The study, published in the journal Nature, shows that chromosome rearrangements may be important for driving the evolution of new species. "Our engineered baker's yeast calls into question how we define species," asserts Professor Oliver. "We have shown that chromosome arrangement plays a key role in differentiating between species, so by simply changing the arrangement of the chromosomes are we effectively creating a new species?" he asks.

One central tenet of biology is that close interbreeding within a group of animals eventually produces genetically weakened offspring. This has been supported by a Cambridge University study which analysed the genetic makeup of sick sea lions caught off the coast of California. The team, led by William Amos, found that sea lions born to related parents took longer to recuperate and were affected by more infectious diseases and cancer than thoseborn to more unrelated parents.

"Our findings carry two messages," says Professor Amos. "First, susceptibility to a wide range of diseases, from algal toxins to cancer, appears to be strongly influenced by how related the parents are. Second, since relatively inbred sea lions tend to carry multiple infections, these individuals may provide an easy route by which diseases enter the population. This has strong implications for conservation biology, where the impact of disease may be critical."

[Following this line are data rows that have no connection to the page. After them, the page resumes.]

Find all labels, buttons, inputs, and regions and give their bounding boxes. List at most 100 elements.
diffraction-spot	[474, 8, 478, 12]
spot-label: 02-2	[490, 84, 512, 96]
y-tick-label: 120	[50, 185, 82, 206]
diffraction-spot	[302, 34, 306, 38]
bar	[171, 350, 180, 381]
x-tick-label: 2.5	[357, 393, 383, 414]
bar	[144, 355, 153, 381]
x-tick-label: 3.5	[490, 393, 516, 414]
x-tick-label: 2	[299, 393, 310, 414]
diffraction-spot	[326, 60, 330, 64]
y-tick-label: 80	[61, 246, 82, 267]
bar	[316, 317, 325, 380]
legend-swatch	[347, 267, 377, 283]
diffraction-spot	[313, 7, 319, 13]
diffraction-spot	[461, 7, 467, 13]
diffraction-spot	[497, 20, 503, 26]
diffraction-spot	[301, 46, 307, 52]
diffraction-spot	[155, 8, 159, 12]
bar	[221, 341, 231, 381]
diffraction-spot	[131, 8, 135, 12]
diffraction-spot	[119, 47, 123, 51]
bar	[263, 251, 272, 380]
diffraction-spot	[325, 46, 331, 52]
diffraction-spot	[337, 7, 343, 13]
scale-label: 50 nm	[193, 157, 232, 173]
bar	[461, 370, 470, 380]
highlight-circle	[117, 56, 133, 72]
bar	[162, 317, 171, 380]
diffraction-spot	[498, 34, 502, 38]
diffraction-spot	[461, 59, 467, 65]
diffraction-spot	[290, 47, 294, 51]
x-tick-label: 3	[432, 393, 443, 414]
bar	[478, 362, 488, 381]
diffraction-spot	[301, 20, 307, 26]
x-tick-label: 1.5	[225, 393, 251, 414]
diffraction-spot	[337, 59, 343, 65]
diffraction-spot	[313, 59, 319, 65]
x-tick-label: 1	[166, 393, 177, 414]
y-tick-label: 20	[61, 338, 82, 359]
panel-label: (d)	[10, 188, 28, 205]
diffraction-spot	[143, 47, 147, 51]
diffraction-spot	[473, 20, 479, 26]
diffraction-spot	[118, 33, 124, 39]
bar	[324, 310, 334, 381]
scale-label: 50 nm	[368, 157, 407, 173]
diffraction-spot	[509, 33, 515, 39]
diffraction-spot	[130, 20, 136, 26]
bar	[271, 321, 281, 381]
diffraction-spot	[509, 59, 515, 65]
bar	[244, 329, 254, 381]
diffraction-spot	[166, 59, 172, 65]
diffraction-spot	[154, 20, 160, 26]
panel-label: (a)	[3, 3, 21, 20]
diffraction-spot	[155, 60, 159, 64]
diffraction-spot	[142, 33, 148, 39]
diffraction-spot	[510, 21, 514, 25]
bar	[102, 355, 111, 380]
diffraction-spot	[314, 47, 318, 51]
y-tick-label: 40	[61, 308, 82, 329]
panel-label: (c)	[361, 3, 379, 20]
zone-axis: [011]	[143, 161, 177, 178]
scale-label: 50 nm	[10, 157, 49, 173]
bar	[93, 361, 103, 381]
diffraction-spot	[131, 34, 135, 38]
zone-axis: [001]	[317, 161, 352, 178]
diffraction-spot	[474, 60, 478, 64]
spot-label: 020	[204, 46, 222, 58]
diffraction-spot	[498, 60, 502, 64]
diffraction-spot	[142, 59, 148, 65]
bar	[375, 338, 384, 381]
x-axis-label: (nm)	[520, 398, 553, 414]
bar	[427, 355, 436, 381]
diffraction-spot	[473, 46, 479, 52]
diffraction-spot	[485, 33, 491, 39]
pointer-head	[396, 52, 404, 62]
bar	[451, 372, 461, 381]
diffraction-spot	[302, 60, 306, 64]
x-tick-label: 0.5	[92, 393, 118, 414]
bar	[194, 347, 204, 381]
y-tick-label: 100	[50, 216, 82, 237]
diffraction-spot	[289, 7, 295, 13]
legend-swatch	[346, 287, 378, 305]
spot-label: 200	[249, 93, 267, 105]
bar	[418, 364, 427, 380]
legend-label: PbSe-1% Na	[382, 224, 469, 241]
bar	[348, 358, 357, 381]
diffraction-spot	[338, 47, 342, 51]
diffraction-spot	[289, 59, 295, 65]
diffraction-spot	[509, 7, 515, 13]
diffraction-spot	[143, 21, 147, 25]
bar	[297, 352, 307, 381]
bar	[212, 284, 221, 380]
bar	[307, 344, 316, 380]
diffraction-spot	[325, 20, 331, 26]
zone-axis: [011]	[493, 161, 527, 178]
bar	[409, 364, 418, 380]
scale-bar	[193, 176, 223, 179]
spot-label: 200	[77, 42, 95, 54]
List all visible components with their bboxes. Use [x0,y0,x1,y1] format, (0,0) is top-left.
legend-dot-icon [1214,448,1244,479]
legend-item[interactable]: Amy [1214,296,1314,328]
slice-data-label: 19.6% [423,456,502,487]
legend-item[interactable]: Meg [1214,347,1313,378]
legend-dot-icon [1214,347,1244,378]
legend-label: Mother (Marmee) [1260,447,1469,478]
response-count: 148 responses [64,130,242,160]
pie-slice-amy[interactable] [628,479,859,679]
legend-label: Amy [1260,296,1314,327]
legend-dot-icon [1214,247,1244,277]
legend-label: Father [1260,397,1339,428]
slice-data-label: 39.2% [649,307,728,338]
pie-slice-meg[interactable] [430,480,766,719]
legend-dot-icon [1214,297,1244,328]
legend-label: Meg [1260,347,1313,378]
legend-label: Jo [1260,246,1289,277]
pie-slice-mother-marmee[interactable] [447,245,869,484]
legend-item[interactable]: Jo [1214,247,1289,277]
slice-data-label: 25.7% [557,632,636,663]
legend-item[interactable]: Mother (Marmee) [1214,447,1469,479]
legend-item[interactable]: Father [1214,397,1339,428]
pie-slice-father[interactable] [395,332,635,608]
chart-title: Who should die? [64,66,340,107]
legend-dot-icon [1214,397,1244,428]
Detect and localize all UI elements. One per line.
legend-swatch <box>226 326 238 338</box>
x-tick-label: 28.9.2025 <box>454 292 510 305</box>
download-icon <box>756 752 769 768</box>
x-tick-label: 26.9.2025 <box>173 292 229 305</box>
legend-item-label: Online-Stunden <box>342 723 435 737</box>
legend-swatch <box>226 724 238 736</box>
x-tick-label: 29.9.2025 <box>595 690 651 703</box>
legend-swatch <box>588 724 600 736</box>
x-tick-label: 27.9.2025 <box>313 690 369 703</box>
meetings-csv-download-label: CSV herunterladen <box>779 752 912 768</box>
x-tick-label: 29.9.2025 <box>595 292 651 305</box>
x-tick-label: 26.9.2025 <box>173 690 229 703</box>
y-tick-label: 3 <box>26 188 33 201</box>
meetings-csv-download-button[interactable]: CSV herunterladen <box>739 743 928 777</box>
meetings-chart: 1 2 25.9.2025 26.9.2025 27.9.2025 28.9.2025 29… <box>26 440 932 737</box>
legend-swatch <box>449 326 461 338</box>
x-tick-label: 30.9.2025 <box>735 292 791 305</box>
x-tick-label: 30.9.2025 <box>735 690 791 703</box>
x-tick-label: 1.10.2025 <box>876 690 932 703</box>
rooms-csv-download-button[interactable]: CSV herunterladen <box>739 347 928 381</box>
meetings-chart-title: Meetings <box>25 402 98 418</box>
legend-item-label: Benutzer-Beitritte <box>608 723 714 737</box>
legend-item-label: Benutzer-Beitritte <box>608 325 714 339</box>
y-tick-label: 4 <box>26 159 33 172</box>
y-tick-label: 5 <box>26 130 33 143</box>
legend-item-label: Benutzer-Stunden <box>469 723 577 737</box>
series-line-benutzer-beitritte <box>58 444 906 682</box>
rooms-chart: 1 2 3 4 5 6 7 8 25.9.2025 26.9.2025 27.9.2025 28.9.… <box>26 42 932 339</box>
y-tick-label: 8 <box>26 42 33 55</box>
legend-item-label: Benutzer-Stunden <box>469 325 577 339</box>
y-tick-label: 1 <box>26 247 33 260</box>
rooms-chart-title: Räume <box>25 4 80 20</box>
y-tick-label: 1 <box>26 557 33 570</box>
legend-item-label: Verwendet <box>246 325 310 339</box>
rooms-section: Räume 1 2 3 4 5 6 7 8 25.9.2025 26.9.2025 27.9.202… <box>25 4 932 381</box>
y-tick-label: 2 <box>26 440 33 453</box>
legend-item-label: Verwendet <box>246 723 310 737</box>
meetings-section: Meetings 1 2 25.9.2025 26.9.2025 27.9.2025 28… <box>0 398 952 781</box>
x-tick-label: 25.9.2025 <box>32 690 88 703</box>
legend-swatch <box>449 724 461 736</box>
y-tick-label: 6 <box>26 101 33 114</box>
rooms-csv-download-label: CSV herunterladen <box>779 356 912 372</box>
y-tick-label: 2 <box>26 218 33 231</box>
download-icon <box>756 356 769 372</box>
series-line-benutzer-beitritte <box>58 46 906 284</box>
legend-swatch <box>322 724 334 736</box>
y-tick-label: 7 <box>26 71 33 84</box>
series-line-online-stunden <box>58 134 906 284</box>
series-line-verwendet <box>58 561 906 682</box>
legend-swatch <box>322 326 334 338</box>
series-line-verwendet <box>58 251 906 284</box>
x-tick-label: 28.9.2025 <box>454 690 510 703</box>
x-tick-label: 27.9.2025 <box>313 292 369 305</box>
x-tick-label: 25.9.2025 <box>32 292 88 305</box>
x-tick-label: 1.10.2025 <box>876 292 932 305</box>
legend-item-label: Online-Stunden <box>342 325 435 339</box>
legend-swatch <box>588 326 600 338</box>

The study, published in Nature, looked at the DNA of almost 400 stranded sea lions at the Marine Mammal Centre in Sausalito, near San Francisco. The findings suggest, according to team member Karina Acevedo-Whitehouse, that when conservationists face difficult decisions about saving wildlife it might be more effective to concentrate on individuals affected by non-infectious agents, such as trauma, oil and toxic algal blooms. "This study provides some insight on how we may be able to increase the cost-effectiveness and efficiency of wildlife rehabilitation."